Clinicians in the United States relied strongly on the use of two monoclonal antibody (mAbs) treatments for COVID-19, even after they were deauthorized by the Food and Drug Administration, according to a new study.
Investigators at Beth Israel Deaconess Medical Center in Boston found that hospitals and health systems administered more than 158,000 doses of Eli Lilly’s bamlanivimab and etesevimab and Regeneron’s REGEN-COV (casirivimab and imdevimab) in early 2022, although patients “had a minimal likelihood of benefit,” they reported.
The two mAb options were authorized to much fanfare in 2021 and 2020, respectively. Clinicians at the time had limited options to offer patients in the recommended treatment group, which included high-risk ambulatory patients with mild to moderate COVID-19. But the drugs were later shown to be ineffective against the omicron variant, which roared onto the scene in late 2021 and by late January accounted for 99% of COVID-19 cases nationwide.
Currently, bebtelovimab is the only mAb that federal health officials recommend for use in treating adults with mild to moderate COVID-19 who are at high risk of progressing to severe disease.
The way in which the other mAbs were deauthorized may have confused some clinicians, said study author Jennifer Stevens, MD, and colleagues.
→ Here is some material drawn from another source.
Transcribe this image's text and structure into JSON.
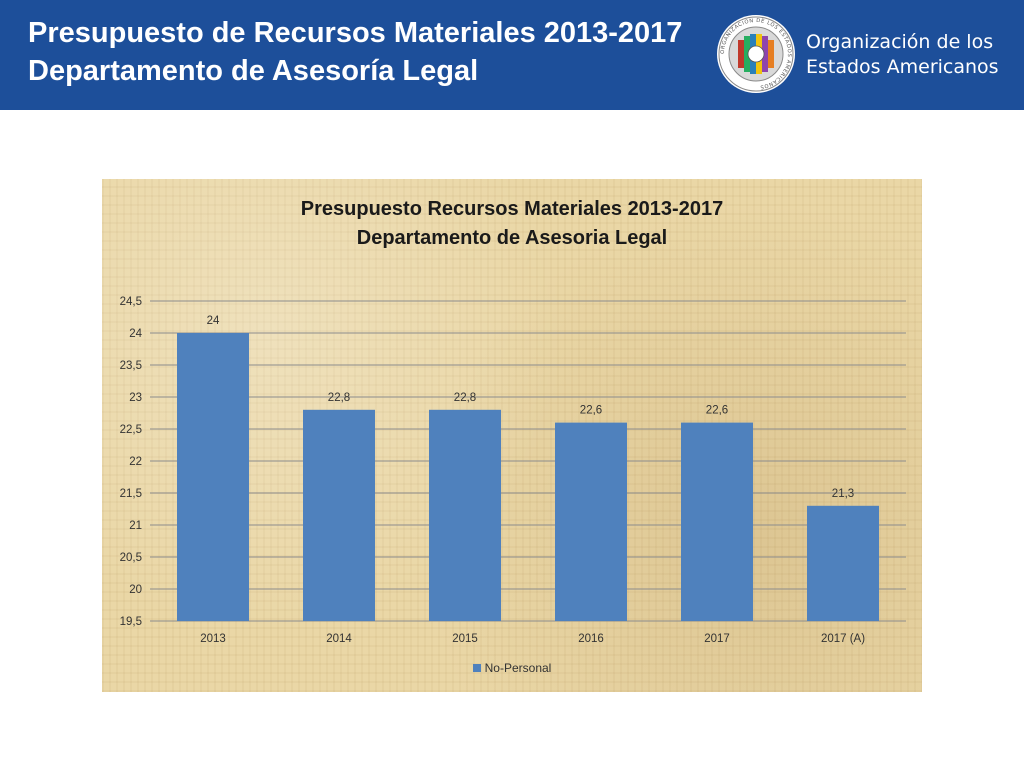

The FDA made it clear that the mAbs were no longer recommended for use, but it did not fully revoke their emergency use authorizations in case future COVID-19 variants turned out to be susceptible.
The continued use of the mAbs may also reflect conflicting state government guidance, or lack of hospital awareness about deauthorization, the researchers added.
In any case, with Medicare payments for mAb administration ranging from $450 to $750 per dose, spending on these treatments likely cost patients more than $71 million, the authors reported. The investigators were unable to examine facility-level use, as public data is aggregated to the state level.
Full findings were published in JAMA Network Open.